Witam serdecznie wszystkich. Na tutejszym forum jest to moj pierwszy post. Wczesniej korzystałam z porad forum lecznicy OAZA z Wawy. Niestety forum zostało na okres wakacyjny zawieszone, a ponieważ mam tzw. pilną sprawę, więc może ktoś z Was będzie mógł mi pomóc.
Od 2 lat mam królika Filipa. Jest on wykastrowany. W okresie dojrzewania Filipka mieliśmy z nim spory problem (szczególnie mój mąż)

Ale to nie jest na pewno odosobniony przypadek i na pewno większość forumowiczów zna to z własnego doświadczenia

No ale nie o tym .. wczoraj rano spojrzałam na królisia i tak mi się smutno zrobiło, był taki samotny

no i właśnie.. spontaniczna decyzja-kupiliśmy malutką samiczkę baranka (tyle wiedziałam, że lepiej zaprzyjaźniają się mieszane parki).

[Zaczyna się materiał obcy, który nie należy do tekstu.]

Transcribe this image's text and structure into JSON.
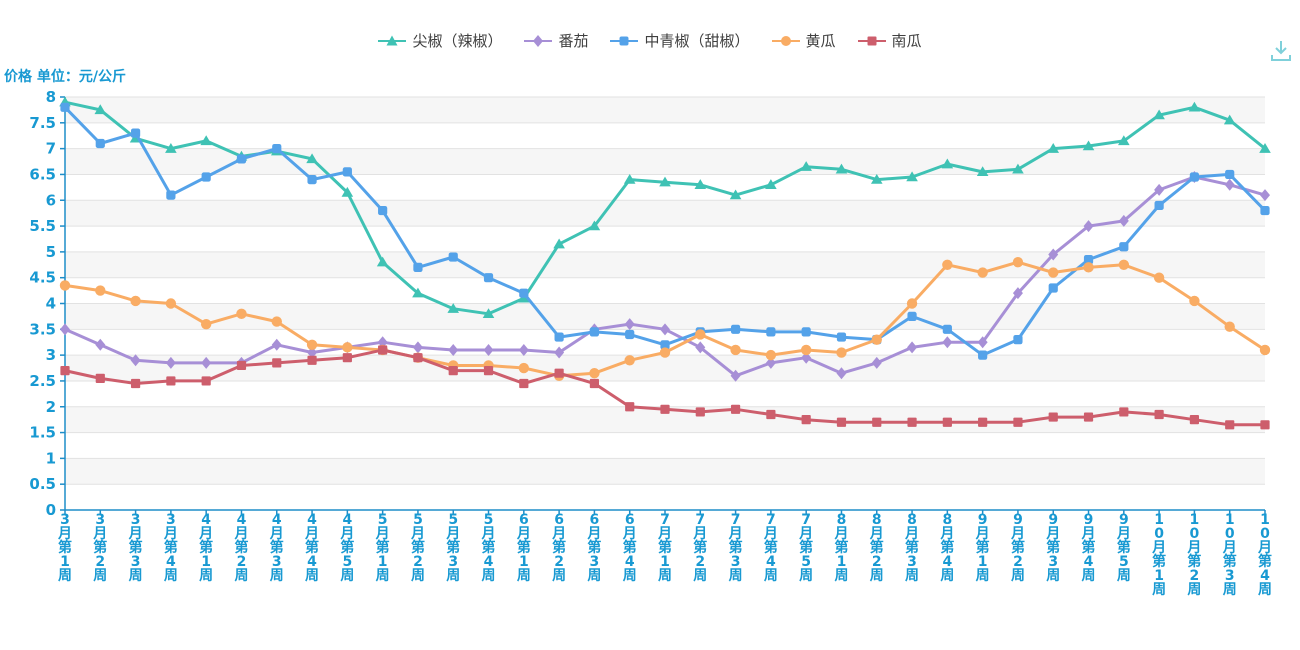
{
  "header": {
    "title": "价格 单位：元/公斤"
  },
  "toolbox": {
    "save_icon": "save-as-image",
    "icon_color": "#7fd0da"
  },
  "axis_style": {
    "axis_line_color": "#1e8dc8",
    "tick_label_color": "#1899d2",
    "band_color": "#f6f6f6",
    "grid_line_color": "#e2e2e2",
    "legend_text_color": "#404040"
  },
  "chart_data": {
    "type": "line",
    "title": "",
    "ylabel": "价格 单位：元/公斤",
    "xlabel": "",
    "ylim": [
      0,
      8
    ],
    "ytick_step": 0.5,
    "yticks": [
      "0",
      "0.5",
      "1",
      "1.5",
      "2",
      "2.5",
      "3",
      "3.5",
      "4",
      "4.5",
      "5",
      "5.5",
      "6",
      "6.5",
      "7",
      "7.5",
      "8"
    ],
    "grid": true,
    "split_area": true,
    "legend_position": "top",
    "categories": [
      "3月第1周",
      "3月第2周",
      "3月第3周",
      "3月第4周",
      "4月第1周",
      "4月第2周",
      "4月第3周",
      "4月第4周",
      "4月第5周",
      "5月第1周",
      "5月第2周",
      "5月第3周",
      "5月第4周",
      "6月第1周",
      "6月第2周",
      "6月第3周",
      "6月第4周",
      "7月第1周",
      "7月第2周",
      "7月第3周",
      "7月第4周",
      "7月第5周",
      "8月第1周",
      "8月第2周",
      "8月第3周",
      "8月第4周",
      "9月第1周",
      "9月第2周",
      "9月第3周",
      "9月第4周",
      "9月第5周",
      "10月第1周",
      "10月第2周",
      "10月第3周",
      "10月第4周"
    ],
    "series": [
      {
        "name": "尖椒（辣椒）",
        "color": "#3fc2b4",
        "symbol": "triangle",
        "values": [
          7.9,
          7.75,
          7.2,
          7.0,
          7.15,
          6.85,
          6.95,
          6.8,
          6.15,
          4.8,
          4.2,
          3.9,
          3.8,
          4.1,
          5.15,
          5.5,
          6.4,
          6.35,
          6.3,
          6.1,
          6.3,
          6.65,
          6.6,
          6.4,
          6.45,
          6.7,
          6.55,
          6.6,
          7.0,
          7.05,
          7.15,
          7.65,
          7.8,
          7.55,
          7.0
        ]
      },
      {
        "name": "番茄",
        "color": "#a78fd6",
        "symbol": "diamond",
        "values": [
          3.5,
          3.2,
          2.9,
          2.85,
          2.85,
          2.85,
          3.2,
          3.05,
          3.15,
          3.25,
          3.15,
          3.1,
          3.1,
          3.1,
          3.05,
          3.5,
          3.6,
          3.5,
          3.15,
          2.6,
          2.85,
          2.95,
          2.65,
          2.85,
          3.15,
          3.25,
          3.25,
          4.2,
          4.95,
          5.5,
          5.6,
          6.2,
          6.45,
          6.3,
          6.1
        ]
      },
      {
        "name": "中青椒（甜椒）",
        "color": "#54a2e9",
        "symbol": "roundsquare",
        "values": [
          7.8,
          7.1,
          7.3,
          6.1,
          6.45,
          6.8,
          7.0,
          6.4,
          6.55,
          5.8,
          4.7,
          4.9,
          4.5,
          4.2,
          3.35,
          3.45,
          3.4,
          3.2,
          3.45,
          3.5,
          3.45,
          3.45,
          3.35,
          3.3,
          3.75,
          3.5,
          3.0,
          3.3,
          4.3,
          4.85,
          5.1,
          5.9,
          6.45,
          6.5,
          5.8
        ]
      },
      {
        "name": "黄瓜",
        "color": "#f9ac64",
        "symbol": "circle",
        "values": [
          4.35,
          4.25,
          4.05,
          4.0,
          3.6,
          3.8,
          3.65,
          3.2,
          3.15,
          3.1,
          2.95,
          2.8,
          2.8,
          2.75,
          2.6,
          2.65,
          2.9,
          3.05,
          3.4,
          3.1,
          3.0,
          3.1,
          3.05,
          3.3,
          4.0,
          4.75,
          4.6,
          4.8,
          4.6,
          4.7,
          4.75,
          4.5,
          4.05,
          3.55,
          3.1
        ]
      },
      {
        "name": "南瓜",
        "color": "#cd5e6c",
        "symbol": "square",
        "values": [
          2.7,
          2.55,
          2.45,
          2.5,
          2.5,
          2.8,
          2.85,
          2.9,
          2.95,
          3.1,
          2.95,
          2.7,
          2.7,
          2.45,
          2.65,
          2.45,
          2.0,
          1.95,
          1.9,
          1.95,
          1.85,
          1.75,
          1.7,
          1.7,
          1.7,
          1.7,
          1.7,
          1.7,
          1.8,
          1.8,
          1.9,
          1.85,
          1.75,
          1.65,
          1.65
        ]
      }
    ]
  }
}
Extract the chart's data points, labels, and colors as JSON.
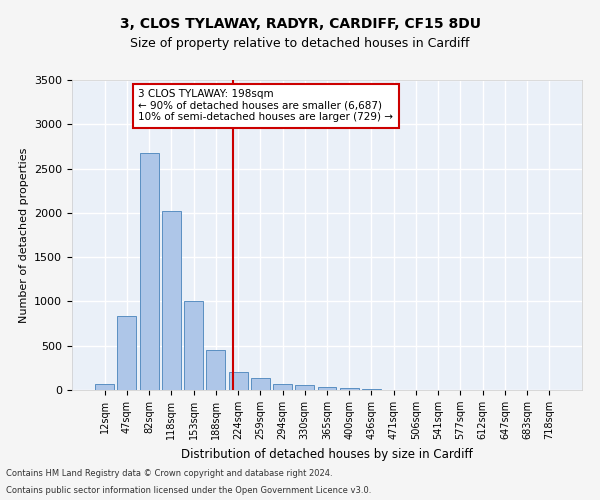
{
  "title1": "3, CLOS TYLAWAY, RADYR, CARDIFF, CF15 8DU",
  "title2": "Size of property relative to detached houses in Cardiff",
  "xlabel": "Distribution of detached houses by size in Cardiff",
  "ylabel": "Number of detached properties",
  "categories": [
    "12sqm",
    "47sqm",
    "82sqm",
    "118sqm",
    "153sqm",
    "188sqm",
    "224sqm",
    "259sqm",
    "294sqm",
    "330sqm",
    "365sqm",
    "400sqm",
    "436sqm",
    "471sqm",
    "506sqm",
    "541sqm",
    "577sqm",
    "612sqm",
    "647sqm",
    "683sqm",
    "718sqm"
  ],
  "values": [
    70,
    840,
    2680,
    2020,
    1000,
    450,
    200,
    130,
    70,
    55,
    30,
    20,
    8,
    5,
    4,
    3,
    2,
    1,
    1,
    0,
    0
  ],
  "bar_color": "#aec6e8",
  "bar_edge_color": "#5a8fc2",
  "vline_color": "#cc0000",
  "annotation_text": "3 CLOS TYLAWAY: 198sqm\n← 90% of detached houses are smaller (6,687)\n10% of semi-detached houses are larger (729) →",
  "annotation_box_color": "#ffffff",
  "annotation_box_edge": "#cc0000",
  "footnote1": "Contains HM Land Registry data © Crown copyright and database right 2024.",
  "footnote2": "Contains public sector information licensed under the Open Government Licence v3.0.",
  "ylim": [
    0,
    3500
  ],
  "yticks": [
    0,
    500,
    1000,
    1500,
    2000,
    2500,
    3000,
    3500
  ],
  "background_color": "#eaf0f8",
  "grid_color": "#ffffff",
  "title1_fontsize": 10,
  "title2_fontsize": 9,
  "fig_facecolor": "#f5f5f5"
}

(chociaż muszę dopowiedzieć, że juz wczesniej zastanawialismy sie nad kupnem towarzyszki dla Filcia)
I pierwsze nasze kroki z zaprzyjaźnianiem: wanna. Na początku mała totalnie zignorowała Filipa, ten nieśmiało (cały spięty) ja obwąchiwał. Potem mała ufnie wtuliła się w Filipa, ale ten nadal był mocno poddenerwowany. Tu muszę dodać, że Filcio jest dużym tchórzem-często zdarza się, że musimy ganiać go po jego klatce, jak chcemy go wyjąć. Każdy gwałtowniejszy ruch, a on sie już spina. Mała Zuza już od początku wydała nam się spokojniejsza i ufniejsza(co nie znaczy, że nie psoci-a jakże!)
potem puściliśmy królisie po pokoju...no i Filip zaczął ją przeganiać, a nawet chyba raz złapał za pupę Zuzki zębami

wiec stwierdziliśmy, że pokoj to za wczesnie. Pozniej podrzucalismy Filowi rzeczy od Zuzki, potem znowu wanna...glaskanie pysiem w pysio-było ok, nawet sie przytuliły do siebie. Aktualnie Fil biega po pokoju a Zuza jest zamknięta w transporterku. Filuś od czasu do czasu obwąchuje małą, ale na szczęście nie próbuje jej podgryzać przez kratki..
No właśnie, po tak długich wywodach moje pytanie-co o tym myślicie??
Wiem, że to dopiero początek ale pierwsze koty za płoty. Filus jest 3 razy wiekszy od Zuzy, ona jest barankiem-bardzo boje się o nia, o jej uszka, gdyby Filip zareagowal agresywnie..no i w ogole mam duzego stresa

Czekam z niecierpliwością na jakieś porady
ps. dzięki temu forum uwierzyłam, że można zaprzyjaźniać królisie - bo niestety wcześniej wet odradzał mi kupno drugiego królisia, twierdząc, że to się nie sprawdzi, że Fil za długo był sam. A co Wy sądzicie o tej opini??